Founded in 1930, American Airlines, headquartered in Fort Worth, Texas, is one of the largest airlines in the world. Together with regional partner American Eagle, they offer thousands of daily flights to more than 350 destinations in 55 countries and territories.
Modernization and migration on the horizon
American Airlines is sure to benefit from the expected 67% rise in the industry’s passenger revenue this year, to $378 billion. That can have a positive impact on the sector’s IT spend, which is already trending up as airlines look to streamline and digitalize operations and customer journeys, according to SITA’s 2021 Air Transport IT Insights. Technology modernization is a key focus for American Airlines, with work underway to drive simplicity, enhance efficiencies and enable agility.
“As a 90-year-old airline and one of the first airlines to really embrace technology, it's safe to say that we have a lot of legacy technology around,” says Maya Leibman, who’s been American Airlines' CIO for 10 years. American’s delivery transformation journey has a wide scope, including cloud migration and mainframe modernization, as well as cultivating a DevOps mindset.
Of course, maintaining reliable and stable operations are key to the airline as it continues transforming its technology infrastructure. DXC has been a partner with American Airlines for more than 20 years, performing a significant amount of work including running some of the airline’s most critical systems and vital applications. The long-standing partnership that American has with DXC gives Leibman confidence that the airline will be able to meet the new challenges that come in the dynamic and complex industry.
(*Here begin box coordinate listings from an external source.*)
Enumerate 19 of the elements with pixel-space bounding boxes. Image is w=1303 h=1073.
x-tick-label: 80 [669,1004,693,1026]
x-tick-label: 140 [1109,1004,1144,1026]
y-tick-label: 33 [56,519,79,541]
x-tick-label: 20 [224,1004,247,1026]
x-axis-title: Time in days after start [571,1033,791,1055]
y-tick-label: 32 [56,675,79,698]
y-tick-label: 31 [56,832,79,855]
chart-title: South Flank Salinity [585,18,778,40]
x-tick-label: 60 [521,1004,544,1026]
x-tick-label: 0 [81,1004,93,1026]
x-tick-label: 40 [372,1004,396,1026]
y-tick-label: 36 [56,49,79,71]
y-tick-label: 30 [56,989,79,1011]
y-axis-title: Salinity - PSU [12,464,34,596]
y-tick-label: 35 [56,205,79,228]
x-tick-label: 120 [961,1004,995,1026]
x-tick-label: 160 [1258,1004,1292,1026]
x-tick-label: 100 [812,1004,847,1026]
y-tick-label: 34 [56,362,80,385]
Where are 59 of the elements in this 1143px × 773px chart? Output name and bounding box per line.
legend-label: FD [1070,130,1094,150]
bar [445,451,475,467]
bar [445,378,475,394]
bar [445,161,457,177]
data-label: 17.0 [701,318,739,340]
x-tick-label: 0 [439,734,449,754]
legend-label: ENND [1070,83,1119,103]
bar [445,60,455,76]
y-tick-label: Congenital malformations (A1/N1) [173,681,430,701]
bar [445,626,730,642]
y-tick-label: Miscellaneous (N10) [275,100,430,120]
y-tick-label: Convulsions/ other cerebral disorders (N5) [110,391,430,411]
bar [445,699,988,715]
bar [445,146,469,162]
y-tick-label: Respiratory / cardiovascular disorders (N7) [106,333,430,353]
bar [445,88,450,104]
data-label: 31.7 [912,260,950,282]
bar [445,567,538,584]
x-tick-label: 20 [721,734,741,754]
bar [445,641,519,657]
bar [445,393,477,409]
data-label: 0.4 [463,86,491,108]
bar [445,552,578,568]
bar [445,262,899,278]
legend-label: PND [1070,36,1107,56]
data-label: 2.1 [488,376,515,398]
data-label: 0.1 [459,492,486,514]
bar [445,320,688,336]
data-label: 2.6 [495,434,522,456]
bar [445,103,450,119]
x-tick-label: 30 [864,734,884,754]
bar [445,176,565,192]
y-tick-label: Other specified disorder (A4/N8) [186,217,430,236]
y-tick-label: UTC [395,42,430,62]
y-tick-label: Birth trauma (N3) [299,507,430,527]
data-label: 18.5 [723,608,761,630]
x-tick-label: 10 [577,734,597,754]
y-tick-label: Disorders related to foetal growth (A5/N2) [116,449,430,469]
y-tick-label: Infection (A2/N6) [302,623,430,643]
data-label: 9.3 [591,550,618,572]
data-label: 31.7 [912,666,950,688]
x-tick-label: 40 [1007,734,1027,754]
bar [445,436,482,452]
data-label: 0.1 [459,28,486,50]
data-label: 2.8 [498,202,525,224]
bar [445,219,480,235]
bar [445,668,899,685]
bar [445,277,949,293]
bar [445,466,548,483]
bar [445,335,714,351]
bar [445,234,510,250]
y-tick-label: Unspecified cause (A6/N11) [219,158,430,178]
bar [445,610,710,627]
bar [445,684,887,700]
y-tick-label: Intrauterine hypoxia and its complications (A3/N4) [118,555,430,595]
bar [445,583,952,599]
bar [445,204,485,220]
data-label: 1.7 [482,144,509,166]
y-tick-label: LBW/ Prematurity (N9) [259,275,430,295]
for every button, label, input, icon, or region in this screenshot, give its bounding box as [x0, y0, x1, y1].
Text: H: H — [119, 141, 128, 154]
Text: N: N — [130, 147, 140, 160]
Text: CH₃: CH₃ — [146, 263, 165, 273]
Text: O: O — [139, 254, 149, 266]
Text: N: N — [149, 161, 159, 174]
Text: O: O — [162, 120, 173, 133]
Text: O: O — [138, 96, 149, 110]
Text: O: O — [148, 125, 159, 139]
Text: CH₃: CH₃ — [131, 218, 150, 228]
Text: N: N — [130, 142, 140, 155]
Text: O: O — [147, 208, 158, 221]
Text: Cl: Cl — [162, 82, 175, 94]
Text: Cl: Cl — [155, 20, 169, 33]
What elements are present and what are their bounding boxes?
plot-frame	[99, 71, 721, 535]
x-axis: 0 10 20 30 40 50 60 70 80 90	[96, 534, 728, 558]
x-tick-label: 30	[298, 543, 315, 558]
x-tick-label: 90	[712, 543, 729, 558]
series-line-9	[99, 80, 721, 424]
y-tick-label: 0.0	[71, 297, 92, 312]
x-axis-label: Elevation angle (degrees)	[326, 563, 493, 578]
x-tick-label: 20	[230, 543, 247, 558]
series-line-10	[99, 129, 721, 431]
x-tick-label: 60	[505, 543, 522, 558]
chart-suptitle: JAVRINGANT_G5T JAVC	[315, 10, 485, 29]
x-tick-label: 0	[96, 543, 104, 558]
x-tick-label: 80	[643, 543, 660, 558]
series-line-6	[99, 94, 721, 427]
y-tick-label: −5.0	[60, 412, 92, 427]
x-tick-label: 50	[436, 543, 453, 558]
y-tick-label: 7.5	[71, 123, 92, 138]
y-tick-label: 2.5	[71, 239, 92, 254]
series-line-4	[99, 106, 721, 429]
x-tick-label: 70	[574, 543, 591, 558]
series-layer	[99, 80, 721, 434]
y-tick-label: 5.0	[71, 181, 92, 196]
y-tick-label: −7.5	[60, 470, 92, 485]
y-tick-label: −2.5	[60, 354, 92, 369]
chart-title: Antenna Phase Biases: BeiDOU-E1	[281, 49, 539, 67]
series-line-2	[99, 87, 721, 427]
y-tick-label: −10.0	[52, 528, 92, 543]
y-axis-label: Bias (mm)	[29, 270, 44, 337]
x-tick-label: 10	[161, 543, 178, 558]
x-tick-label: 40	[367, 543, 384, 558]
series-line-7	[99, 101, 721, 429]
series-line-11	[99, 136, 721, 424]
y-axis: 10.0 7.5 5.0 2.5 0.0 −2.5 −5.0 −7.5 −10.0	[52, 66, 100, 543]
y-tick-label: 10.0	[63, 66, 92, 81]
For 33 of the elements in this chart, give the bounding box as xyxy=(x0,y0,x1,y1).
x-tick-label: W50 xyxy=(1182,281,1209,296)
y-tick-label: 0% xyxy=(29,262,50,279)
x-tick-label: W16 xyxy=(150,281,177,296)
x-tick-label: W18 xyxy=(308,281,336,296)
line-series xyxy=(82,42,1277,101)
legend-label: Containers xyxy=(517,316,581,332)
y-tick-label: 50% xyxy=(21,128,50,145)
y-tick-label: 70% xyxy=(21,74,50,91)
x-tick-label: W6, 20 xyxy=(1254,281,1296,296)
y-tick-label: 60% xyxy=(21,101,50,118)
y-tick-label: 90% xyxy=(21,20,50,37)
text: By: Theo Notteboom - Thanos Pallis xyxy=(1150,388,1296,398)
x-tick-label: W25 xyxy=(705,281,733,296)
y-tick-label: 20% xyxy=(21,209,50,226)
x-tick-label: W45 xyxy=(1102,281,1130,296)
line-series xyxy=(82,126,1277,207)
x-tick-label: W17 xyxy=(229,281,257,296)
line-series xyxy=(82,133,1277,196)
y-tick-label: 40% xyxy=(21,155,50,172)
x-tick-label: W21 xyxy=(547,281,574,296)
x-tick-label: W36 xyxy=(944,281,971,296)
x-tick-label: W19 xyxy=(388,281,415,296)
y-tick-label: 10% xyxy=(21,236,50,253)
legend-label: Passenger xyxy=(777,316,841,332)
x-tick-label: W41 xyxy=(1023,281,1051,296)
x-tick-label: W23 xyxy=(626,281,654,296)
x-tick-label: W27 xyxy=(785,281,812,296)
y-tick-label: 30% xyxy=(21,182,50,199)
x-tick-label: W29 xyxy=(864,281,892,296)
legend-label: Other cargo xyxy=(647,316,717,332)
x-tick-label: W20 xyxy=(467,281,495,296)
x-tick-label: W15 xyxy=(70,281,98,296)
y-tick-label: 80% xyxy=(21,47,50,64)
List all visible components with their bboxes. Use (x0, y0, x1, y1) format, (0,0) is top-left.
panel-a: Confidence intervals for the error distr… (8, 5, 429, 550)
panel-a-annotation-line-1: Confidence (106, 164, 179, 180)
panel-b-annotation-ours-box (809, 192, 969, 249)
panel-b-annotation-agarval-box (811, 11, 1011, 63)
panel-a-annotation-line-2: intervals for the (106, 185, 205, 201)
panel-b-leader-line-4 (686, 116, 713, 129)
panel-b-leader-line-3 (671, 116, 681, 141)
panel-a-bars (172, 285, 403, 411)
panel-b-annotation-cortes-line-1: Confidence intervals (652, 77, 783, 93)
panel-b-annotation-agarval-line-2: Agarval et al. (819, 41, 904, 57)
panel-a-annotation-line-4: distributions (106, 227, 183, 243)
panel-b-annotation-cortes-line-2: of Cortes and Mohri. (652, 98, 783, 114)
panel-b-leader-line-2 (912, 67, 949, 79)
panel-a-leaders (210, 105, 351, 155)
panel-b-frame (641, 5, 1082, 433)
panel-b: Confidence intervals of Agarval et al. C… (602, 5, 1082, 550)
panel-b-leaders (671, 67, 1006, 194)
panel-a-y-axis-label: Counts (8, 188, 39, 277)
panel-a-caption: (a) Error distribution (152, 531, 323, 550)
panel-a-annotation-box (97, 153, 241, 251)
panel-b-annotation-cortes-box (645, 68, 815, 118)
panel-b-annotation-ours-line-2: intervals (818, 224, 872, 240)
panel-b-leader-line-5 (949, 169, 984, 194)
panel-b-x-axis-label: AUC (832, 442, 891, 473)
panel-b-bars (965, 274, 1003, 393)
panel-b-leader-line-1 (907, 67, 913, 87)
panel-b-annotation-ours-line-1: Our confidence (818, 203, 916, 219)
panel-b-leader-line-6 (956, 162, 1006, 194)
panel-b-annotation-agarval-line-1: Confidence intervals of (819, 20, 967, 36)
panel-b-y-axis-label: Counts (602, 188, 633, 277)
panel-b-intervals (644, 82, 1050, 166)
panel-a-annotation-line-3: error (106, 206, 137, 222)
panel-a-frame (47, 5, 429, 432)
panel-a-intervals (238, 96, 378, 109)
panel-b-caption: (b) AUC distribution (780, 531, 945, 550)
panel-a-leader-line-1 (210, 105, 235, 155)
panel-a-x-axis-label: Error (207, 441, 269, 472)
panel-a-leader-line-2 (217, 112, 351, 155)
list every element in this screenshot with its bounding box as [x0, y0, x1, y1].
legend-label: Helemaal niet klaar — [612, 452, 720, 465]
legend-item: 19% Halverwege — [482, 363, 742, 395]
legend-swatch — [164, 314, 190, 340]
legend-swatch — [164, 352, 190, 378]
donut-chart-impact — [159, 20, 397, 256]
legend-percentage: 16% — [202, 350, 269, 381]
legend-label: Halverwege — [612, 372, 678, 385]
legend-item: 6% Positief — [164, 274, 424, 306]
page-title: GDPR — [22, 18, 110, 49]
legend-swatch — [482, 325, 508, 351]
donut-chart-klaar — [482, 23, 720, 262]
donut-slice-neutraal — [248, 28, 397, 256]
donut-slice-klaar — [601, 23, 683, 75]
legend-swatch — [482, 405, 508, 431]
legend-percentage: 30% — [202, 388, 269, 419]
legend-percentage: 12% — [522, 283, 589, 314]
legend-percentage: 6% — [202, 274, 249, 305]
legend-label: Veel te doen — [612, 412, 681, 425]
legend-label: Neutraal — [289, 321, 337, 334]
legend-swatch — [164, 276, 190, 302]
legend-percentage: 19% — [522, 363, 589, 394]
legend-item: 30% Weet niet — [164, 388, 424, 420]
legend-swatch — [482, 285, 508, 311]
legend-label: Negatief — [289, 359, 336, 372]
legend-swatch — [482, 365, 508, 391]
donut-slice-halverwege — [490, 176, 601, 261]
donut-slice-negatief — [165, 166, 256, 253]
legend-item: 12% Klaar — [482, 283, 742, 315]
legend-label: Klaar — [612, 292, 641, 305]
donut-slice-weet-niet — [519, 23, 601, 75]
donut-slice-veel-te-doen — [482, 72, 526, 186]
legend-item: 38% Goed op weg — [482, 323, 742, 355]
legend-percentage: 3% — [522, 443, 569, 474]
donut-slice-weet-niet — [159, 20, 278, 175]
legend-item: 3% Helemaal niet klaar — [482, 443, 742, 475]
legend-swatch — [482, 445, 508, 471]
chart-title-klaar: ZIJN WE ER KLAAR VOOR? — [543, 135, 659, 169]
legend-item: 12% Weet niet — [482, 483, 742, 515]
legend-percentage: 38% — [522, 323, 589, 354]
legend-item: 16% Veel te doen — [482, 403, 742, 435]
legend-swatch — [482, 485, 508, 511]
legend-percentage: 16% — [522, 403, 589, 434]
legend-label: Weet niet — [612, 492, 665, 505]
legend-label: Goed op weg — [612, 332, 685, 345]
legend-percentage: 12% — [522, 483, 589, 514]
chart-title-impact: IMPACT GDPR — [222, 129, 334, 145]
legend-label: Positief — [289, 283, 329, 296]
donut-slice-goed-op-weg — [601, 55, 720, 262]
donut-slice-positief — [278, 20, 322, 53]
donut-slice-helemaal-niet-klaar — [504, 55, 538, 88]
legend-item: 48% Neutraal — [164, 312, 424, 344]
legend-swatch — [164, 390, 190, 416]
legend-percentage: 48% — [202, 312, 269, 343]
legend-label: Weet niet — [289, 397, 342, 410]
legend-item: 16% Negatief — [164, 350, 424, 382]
In addition to helping American Airlines transform the code base of legacy systems to cloud, “DXC is helping us dramatically modernize by getting us off of old mainframes and onto new and modern infrastructure, which eliminates years of technical debt,” Leibman says.
Cloud, data and automation in American’s transformation
Airline CIOs’ top priorities include investing in cloud services and business intelligence solutions, according to SITA’s report; 95% of its survey respondents name the former and 85% note the latter on their list of major programs and R&D plans by 2024. American Airlines sees building a digital technology foundation in the cloud as essential for future resilience, and harnessing the value of data is critical to reimagining everything from its own operations to the experience of employees and customers.
“DXC is bringing us expertise in new technology, such as robotic processing automation (or RPA), and the next generation of data and analytics platforms, as well as helping us on our journey to the cloud,” says Leibman. “These efforts have saved us a lot of time and effort. And, in the case of RPA, have literally automated thousands of manual hours.”
DXC is supporting the delivery transformation journey to cloud by modernizing operational workloads and legacy applications to give the airline flexibility and deliver results faster. By applying the power of AI, machine learning and data analytics, DXC helps American Airlines increase prediction accuracy for aircraft touchdown times and runway arrivals. More accurate predictions allow for smoother, more streamlined operations. DXC data scientists partnering with American Airlines have been able to increase touchdown time accuracy by more than a minute.
Leibman also notes that DXC brings proactive, high-caliber talent to support some of American Airline’s most critical technology. DXC employees have adopted American’s DevOps culture, and are embedded in its product teams, helping the airline to deliver speed and value to its customers — close to 200 million yearly passengers. To transform development, American is working with DXC to implement DevOps toolchain and practices for its mainframe-based Flight Operating System (FOS) application, a mission-critical system for flight schedules and crew management.
Working together for a better future
As a key partner in American Airline’s delivery transformation, DXC is advancing the airline's capabilities, says Leibman. “DXC is showing up in a new and modern way and being really proactive in helping us solve the challenges that we face.
“It's not an overstatement to say that we wouldn't be flying without DXC. We have plans for many more years together.”